I don’t know if Isayama meant to answer this dilemma through Attack on Titan, but my personal interpretation of the series’ ending is that dialogue should never stop no matter how difficult it is to listen when you hold prejudice and hatred towards the other side. Alternative destruction costs too much in terms of life, but also because no grand ideology or historical burdens should be more important than the smallest, simplest enjoyments in life. The rumbling wasn’t stopped through a grand philosophy in the end; it stopped when Armin reminded Zeke that life was meaningful because of the tiniest things that he enjoyed, which was as simple as playing catch with his father figure. Zeke was another character that believed in destruction over dialogue, but when reminded of his fondest memories, he decided that at the end of the day his memories and feelings weren’t less significant than ending the conflict. It is as Carla said in the very beginning as she cradled Eren in her arms: Eren was special for no reason other than being born. Each of us has a unique path ahead of us the moment we entered this world, and this invaluable path is worth our protection.
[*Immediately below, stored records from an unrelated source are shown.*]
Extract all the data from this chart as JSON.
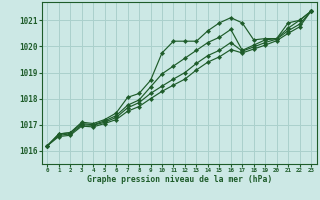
{
  "bg_color": "#cce8e5",
  "grid_color": "#aad0cc",
  "line_color": "#1e5c2a",
  "text_color": "#1e5c2a",
  "xlabel": "Graphe pression niveau de la mer (hPa)",
  "xlim": [
    -0.5,
    23.5
  ],
  "ylim": [
    1015.5,
    1021.7
  ],
  "yticks": [
    1016,
    1017,
    1018,
    1019,
    1020,
    1021
  ],
  "xticks": [
    0,
    1,
    2,
    3,
    4,
    5,
    6,
    7,
    8,
    9,
    10,
    11,
    12,
    13,
    14,
    15,
    16,
    17,
    18,
    19,
    20,
    21,
    22,
    23
  ],
  "series": [
    [
      1016.2,
      1016.65,
      1016.7,
      1017.1,
      1017.05,
      1017.2,
      1017.45,
      1018.05,
      1018.2,
      1018.7,
      1019.75,
      1020.2,
      1020.2,
      1020.2,
      1020.6,
      1020.9,
      1021.1,
      1020.9,
      1020.25,
      1020.3,
      1020.3,
      1020.9,
      1021.0,
      1021.35
    ],
    [
      1016.2,
      1016.65,
      1016.7,
      1017.05,
      1017.0,
      1017.15,
      1017.35,
      1017.75,
      1017.95,
      1018.45,
      1018.95,
      1019.25,
      1019.55,
      1019.85,
      1020.15,
      1020.35,
      1020.65,
      1019.85,
      1020.05,
      1020.25,
      1020.3,
      1020.7,
      1021.0,
      1021.35
    ],
    [
      1016.2,
      1016.6,
      1016.65,
      1017.0,
      1016.98,
      1017.1,
      1017.28,
      1017.65,
      1017.85,
      1018.2,
      1018.48,
      1018.75,
      1019.0,
      1019.35,
      1019.65,
      1019.85,
      1020.15,
      1019.82,
      1019.98,
      1020.15,
      1020.28,
      1020.6,
      1020.85,
      1021.35
    ],
    [
      1016.2,
      1016.55,
      1016.6,
      1016.95,
      1016.92,
      1017.05,
      1017.2,
      1017.52,
      1017.7,
      1018.0,
      1018.28,
      1018.52,
      1018.75,
      1019.1,
      1019.4,
      1019.6,
      1019.88,
      1019.75,
      1019.9,
      1020.05,
      1020.22,
      1020.5,
      1020.75,
      1021.35
    ]
  ]
}
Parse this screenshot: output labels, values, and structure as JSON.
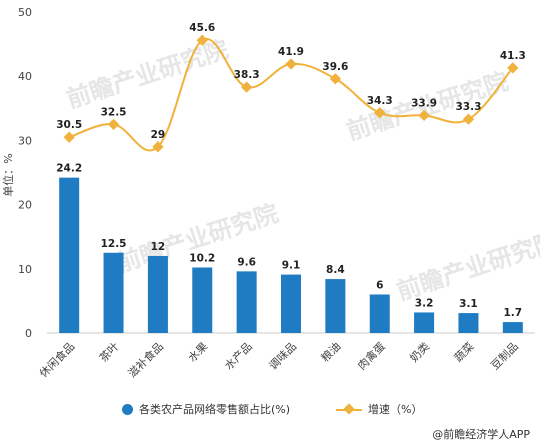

Carla saying baby Eren’s special, episode 48

And that’s the message I think the series left us with. Dialogue about the biggest disagreements need to continue so that the smallest things we enjoy in life can continue. And maybe, these dialogues are not meant to end conflicts, because conflicts will always exist in tandem with diversity. So long as differences exist across societies, conflict will continue. But in a world riddled with these disagreements, maybe we should not only evaluate dialogue through its failure to end ongoing, highly visible conflicts, but also through its success in protecting us from the conflicts that could have happened but did not.